My Nani’s place is everything you could want from a Mumbai flat. Being on the 8th floor means a cool breeze is always blowing across it, even on the hottest of March days. It also means the floor-to-ceiling windows display expansive views of Chaupati bay on one side, whilst the opposite affords the chance to study people on their high-rise balconies. They aren’t too different from me: drinking, talking, sometimes playing backgammon or chess, but often simply sitting away the evening in that way which is unique to hot countries. In the late afternoon you could spot children running semi-competitive games of cricket or football on the rooftops, whilst others paralleled them in the streets below.
But by the second week of my stay, the flat had begun to feel oppressive.
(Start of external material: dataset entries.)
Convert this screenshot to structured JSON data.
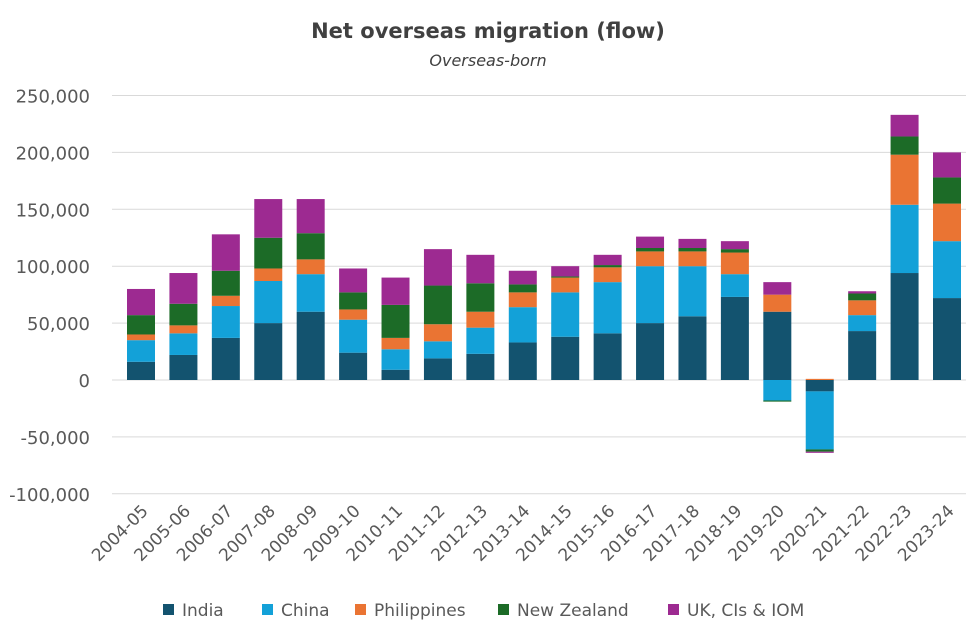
{
  "chart_data": {
    "type": "bar",
    "stacked": true,
    "title": "Net overseas migration (flow)",
    "subtitle": "Overseas-born",
    "xlabel": "",
    "ylabel": "",
    "ylim": [
      -100000,
      250000
    ],
    "yticks": [
      250000,
      200000,
      150000,
      100000,
      50000,
      0,
      -50000,
      -100000
    ],
    "ytick_labels": [
      "250,000",
      "200,000",
      "150,000",
      "100,000",
      "50,000",
      "0",
      "-50,000",
      "-100,000"
    ],
    "grid": true,
    "legend_position": "bottom",
    "categories": [
      "2004-05",
      "2005-06",
      "2006-07",
      "2007-08",
      "2008-09",
      "2009-10",
      "2010-11",
      "2011-12",
      "2012-13",
      "2013-14",
      "2014-15",
      "2015-16",
      "2016-17",
      "2017-18",
      "2018-19",
      "2019-20",
      "2020-21",
      "2021-22",
      "2022-23",
      "2023-24"
    ],
    "series": [
      {
        "name": "India",
        "color": "#13536f",
        "values": [
          16000,
          22000,
          37000,
          50000,
          60000,
          24000,
          9000,
          19000,
          23000,
          33000,
          38000,
          41000,
          50000,
          56000,
          73000,
          60000,
          -10000,
          43000,
          94000,
          72000
        ]
      },
      {
        "name": "China",
        "color": "#13a1d8",
        "values": [
          19000,
          19000,
          28000,
          37000,
          33000,
          29000,
          18000,
          15000,
          23000,
          31000,
          39000,
          45000,
          50000,
          44000,
          20000,
          -18000,
          -51000,
          14000,
          60000,
          50000
        ]
      },
      {
        "name": "Philippines",
        "color": "#ea7433",
        "values": [
          5000,
          7000,
          9000,
          11000,
          13000,
          9000,
          10000,
          15000,
          14000,
          13000,
          13000,
          13000,
          13000,
          13000,
          19000,
          15000,
          1000,
          13000,
          44000,
          33000
        ]
      },
      {
        "name": "New Zealand",
        "color": "#1c6b27",
        "values": [
          17000,
          19000,
          22000,
          27000,
          23000,
          15000,
          29000,
          34000,
          25000,
          7000,
          1000,
          2000,
          3000,
          3000,
          3000,
          -1000,
          -2000,
          6000,
          16000,
          23000
        ]
      },
      {
        "name": "UK, CIs & IOM",
        "color": "#9d2a91",
        "values": [
          23000,
          27000,
          32000,
          34000,
          30000,
          21000,
          24000,
          32000,
          25000,
          12000,
          9000,
          9000,
          10000,
          8000,
          7000,
          11000,
          -1000,
          2000,
          19000,
          22000
        ]
      }
    ]
  }
}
Now my fifth time in Mumbai, my family feel little need to take me around. Yet neither am I allowed out on my own. “No, that’s too far. You’ll get lost”. “That place is too dangerous for someone like you. The blacks have moved in there”. “It’s too hot today. You’ll get heatstroke”. I felt like an adolescent again. Everyone assumed that they knew what was best for me. But as Indians, we’re always told to respect our elders, right? Nani-ji knows best.
So all I could do during those times was carry on watching domesticity unfold on the balconies, or bury myself in a book. Now I know why many Indians favour the epic poem, or the monolithic novel. In Clear Light of Day, I found as much comfort in Bim as I did any of my life-long friends.